Thirty-four patients (16 men and 18 women aged between 23 and 71, average age 50.9 years) took part in a two-year prospective randomised single-blind study. The patients were divided by lots into experimental (16) and control (18) groups. The study comprised patients with recurrent calcium bladder stones, i.e. at least one recurrence in the last two years. Before the study commenced, all patients were asked about their dietary and drinking habits; their demographic and vital data was also obtained, their hemogram and biochemical blood parameters checked, and their 24-hour urine collection analysed. A clear image and/or ultrasound of the urinary tract revealed whether bladder stones were present in any patient. All patients then drank 500 ml of the drink daily for two years. The experimental group drank Dolit mineral preparation, while the control group drank ordinary water. At the end, the state of health of every patient was checked, and the laboratory data that had been checked at the beginning of the study was re-checked. Twenty-four months after starting the course, there were no statistically significant differences in the hemogram values, the biochemical blood parameters or the 24-hour urine collection values between the two groups. However, there was a statistically significant increase in concentrations of magnesium (p = 0.0047), phosphates (p = 0.0103) and citrates (p = 0.0410) in the experimental group. In the 24-hour urine collection within the control group, there was a statistically significant reduction in urine specific gravity (p = 0.0137) and an increase in calcium (p = 0.0382) and magnesium (p = 0.0068) values. There was also a statistically significant reduction in the lithogenic index for calcium/magnesium (p = 0.0049) in the experimental group. There were no statistically significant differences between the experimental and control group in terms of the number of stones in the urinary tract before (p = 0.7125) or after drinking the preparation (p = 0.2297). Eighty-eight per cent of patients in the experimental group and 83% of patients in the control group were satisfied or very satisfied with the preparation. Three patients left the study early because of an adverse reaction (two from the experimental and one from the control group).

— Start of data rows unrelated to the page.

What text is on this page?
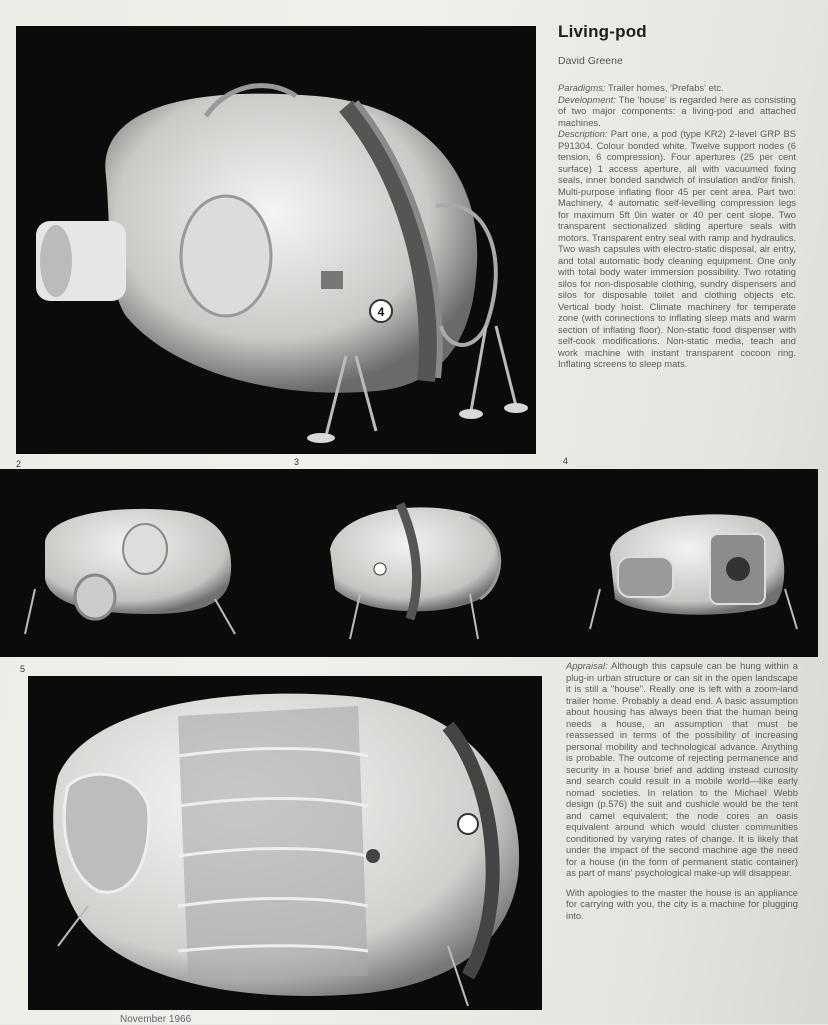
4
2	3	4
5
Living-pod
David Greene
Paradigms: Trailer homes, 'Prefabs' etc.
Development: The 'house' is regarded here as consisting of two major components: a living-pod and attached machines.
Description: Part one, a pod (type KR2) 2-level GRP BS P91304. Colour bonded white. Twelve support nodes (6 tension, 6 compression). Four apertures (25 per cent surface) 1 access aperture, all with vacuumed fixing seals, inner bonded sandwich of insulation and/or finish. Multi-purpose inflating floor 45 per cent area. Part two: Machinery, 4 automatic self-levelling compression legs for maximum 5ft 0in water or 40 per cent slope. Two transparent sectionalized sliding aperture seals with motors. Transparent entry seal with ramp and hydraulics. Two wash capsules with electro-static disposal, air entry, and total automatic body cleaning equipment. One only with total body water immersion possibility. Two rotating silos for non-disposable clothing, sundry dispensers and silos for disposable toilet and clothing objects etc. Vertical body hoist. Climate machinery for temperate zone (with connections to inflating sleep mats and warm section of inflating floor). Non-static food dispenser with self-cook modifications. Non-static media, teach and work machine with instant transparent cocoon ring. Inflating screens to sleep mats.
Appraisal: Although this capsule can be hung within a plug-in urban structure or can sit in the open landscape it is still a "house". Really one is left with a zoom-land trailer home. Probably a dead end. A basic assumption about housing has always been that the human being needs a house, an assumption that must be reassessed in terms of the possibility of increasing personal mobility and technological advance. Anything is probable. The outcome of rejecting permanence and security in a house brief and adding instead curiosity and search could result in a mobile world—like early nomad societies. In relation to the Michael Webb design (p.576) the suit and cushicle would be the tent and camel equivalent; the node cores an oasis equivalent around which would cluster communities conditioned by varying rates of change. It is likely that under the impact of the second machine age the need for a house (in the form of permanent static container) as part of mans' psychological make-up will disappear.
With apologies to the master the house is an appliance for carrying with you, the city is a machine for plugging into.
November 1966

Based on the research conducted, we can conclude that drinking Donat increases diuresis, reduces urine density and increases pH to between 6.0 and 6.5, all to a statistically significant extent, thereby reducing the risk of the formation of calcium oxalate, calcium phosphate and urate bladder stones. The excretion of magnesium and citrates increased and the risk index for calcium bladder stones (Ca/Mg and Ox/Cit) fell, both to a statistically significant extent. Donat therefore constitutes a complementary preventive means of treating calcium and urate bladder stones.